Imbalance In The Value Chain

A new study by IATA and McKinsey & Company on profitability trends across the aviation value chain reveals that profitability varies widely by sector. It also shows that in aggregate, airlines underperform on the financial return that an investor would normally expect.

While there is no clear path to rapidly re-balance the value chain, the study concludes that there are some key areas — including decarbonization and data-sharing — where working together and burden-sharing will mutually benefit all value chain participants.

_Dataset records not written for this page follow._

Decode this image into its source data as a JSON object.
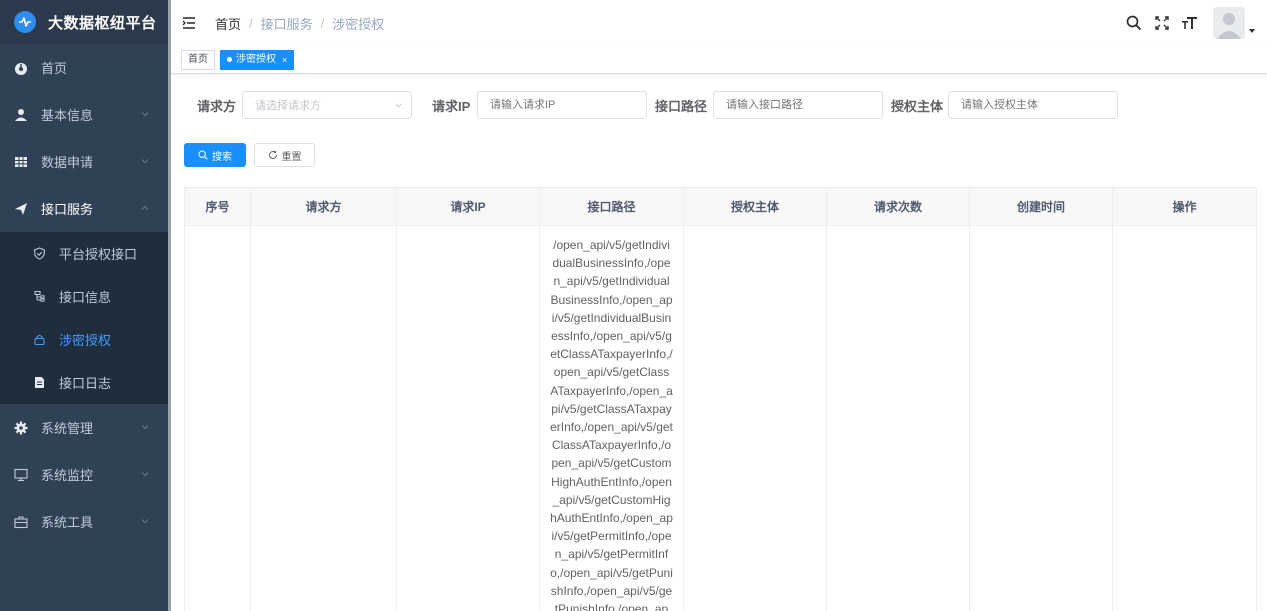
{
  "app": {
    "title": "大数据枢纽平台"
  },
  "sidebar": {
    "items": [
      {
        "label": "首页",
        "icon": "dashboard-icon"
      },
      {
        "label": "基本信息",
        "icon": "user-icon"
      },
      {
        "label": "数据申请",
        "icon": "grid-icon"
      },
      {
        "label": "接口服务",
        "icon": "send-icon",
        "children": [
          {
            "label": "平台授权接口",
            "icon": "shield-icon"
          },
          {
            "label": "接口信息",
            "icon": "tree-icon"
          },
          {
            "label": "涉密授权",
            "icon": "lock-icon",
            "active": true
          },
          {
            "label": "接口日志",
            "icon": "log-icon"
          }
        ]
      },
      {
        "label": "系统管理",
        "icon": "gear-icon"
      },
      {
        "label": "系统监控",
        "icon": "monitor-icon"
      },
      {
        "label": "系统工具",
        "icon": "toolbox-icon"
      }
    ]
  },
  "breadcrumb": [
    "首页",
    "接口服务",
    "涉密授权"
  ],
  "tags": [
    {
      "label": "首页",
      "active": false
    },
    {
      "label": "涉密授权",
      "active": true,
      "close": "×"
    }
  ],
  "form": {
    "requester": {
      "label": "请求方",
      "placeholder": "请选择请求方"
    },
    "ip": {
      "label": "请求IP",
      "placeholder": "请输入请求IP"
    },
    "path": {
      "label": "接口路径",
      "placeholder": "请输入接口路径"
    },
    "subject": {
      "label": "授权主体",
      "placeholder": "请输入授权主体"
    },
    "search_label": "搜索",
    "reset_label": "重置"
  },
  "table": {
    "columns": [
      "序号",
      "请求方",
      "请求IP",
      "接口路径",
      "授权主体",
      "请求次数",
      "创建时间",
      "操作"
    ],
    "rows": [
      {
        "index": "",
        "requester": "",
        "ip": "",
        "path": "/open_api/v5/getIndividualBusinessInfo,/open_api/v5/getIndividualBusinessInfo,/open_api/v5/getIndividualBusinessInfo,/open_api/v5/getClassATaxpayerInfo,/open_api/v5/getClassATaxpayerInfo,/open_api/v5/getClassATaxpayerInfo,/open_api/v5/getClassATaxpayerInfo,/open_api/v5/getCustomHighAuthEntInfo,/open_api/v5/getCustomHighAuthEntInfo,/open_api/v5/getPermitInfo,/open_api/v5/getPermitInfo,/open_api/v5/getPunishInfo,/open_api/v5/getPunishInfo,/open_ap",
        "subject": "",
        "count": "",
        "created": "",
        "actions": ""
      }
    ]
  },
  "colors": {
    "sidebar_bg": "#304156",
    "submenu_bg": "#1f2d3d",
    "accent": "#1890ff",
    "active_text": "#409eff"
  }
}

Highlights from the Understanding the Pandemic’s impact on the Aviation Value Chain study include:

  • Capital Destruction: Despite delivering consistent operating profits pre-pandemic (2012-2019), airlines collectively did not produce economic returns above the industry’s Weighted Average Cost of Capital (WACC). On average the collective Return in Invested Capital (ROIC) generated by airlines was 2.4% below the WACC, collectively destroying an average of $17.9 billion of capital each year.
  • Value Creation: Pre-pandemic, all sectors of the value chain except airlines delivered ROIC in excess of the WACC, with airports leading the pack in the absolute value of return by rewarding investors with an average of $4.6 billion annually above the WACC (3% of revenue). When viewed as a percentage of revenue, Global Distribution Systems (GDSs)/Travel Tech firms topped the list with average returns of 8.5% of revenues above the WACC ($700 million annually), followed by ground handlers (5.1% of revenue or $1.5 billion annually), and Air Navigation Service Providers (ANSPs) at 4.4% of revenues ($1.0 billion annually).
  • Pandemic Changes: Although the pandemic (2020-2021) saw losses across the value chain, in absolute terms airlines’ losses led the pack, with ROIC falling below the WACC by an average of $104.1 billion annually (-20.6% of revenues). Airports saw ROIC fall $34.3 billion below the WACC and generating the largest economic losses as a percentage of revenue (-39.5% of revenues).

IATA’s Director General, Willie Walsh observed that: “This research reaffirms that airlines improved their profitability in the years following the Global Financial Crisis. But it also clearly shows that airlines, on average, were not able to benefit financially to the same degree as their suppliers and infrastructure partners. Rewards across the value chain are also disproportionate to risk. Airlines are the most sensitive to shocks but have limited profits with which to build a financial buffer.”

And Walsh added: “The pandemic saw all players fall into economic losses. As the industry recovers from the crisis, the study’s most important question is: can a more balanced distribution of economic returns and risk be realized in the post-pandemic world?”

Several changes in the profile of airline economic returns are noted in the study:

  • While network carriers underperformed the low-cost sector (LCCs) pre-pandemic, average economic returns by network carriers exceeded those of the LCCs during the pandemic. The gap between the two, however has narrowed as the recovery progressed.
  • Airlines solely operating cargo flights has a profitable financial performance with an ROI of nearly 10%. Thus, the profitability all-cargo carriers was the reverse of airlines carrying both passengers and cargo. By comparison, the performance of all cargo carriers is still well below the average ROIC for freight forwarders which began the crisis at nearly 15% of revenues and grew to 40% of revenues by 2021.
  • Regionally, it was clear that in aggregate North America carriers entered the crisis with the healthiest balance sheets and strongest financial performance. The picture of recovery was less clear-cut in 2021, but having fallen the deepest in the crisis, the trajectory of the region’s recovery is also the steepest.

Walsh points out that: “There is no magic solution to rebalance the value chain. But it is clear that the interests of governments, travelers and other value chain participants are best served by financially healthy participants—and particularly airlines. A combination of better regulation and cooperation in areas of mutual interest could move the needle. And there are at least two areas ripe for collaboration and burden sharing—pursuing data-driven efficiency gains and decarbonization.”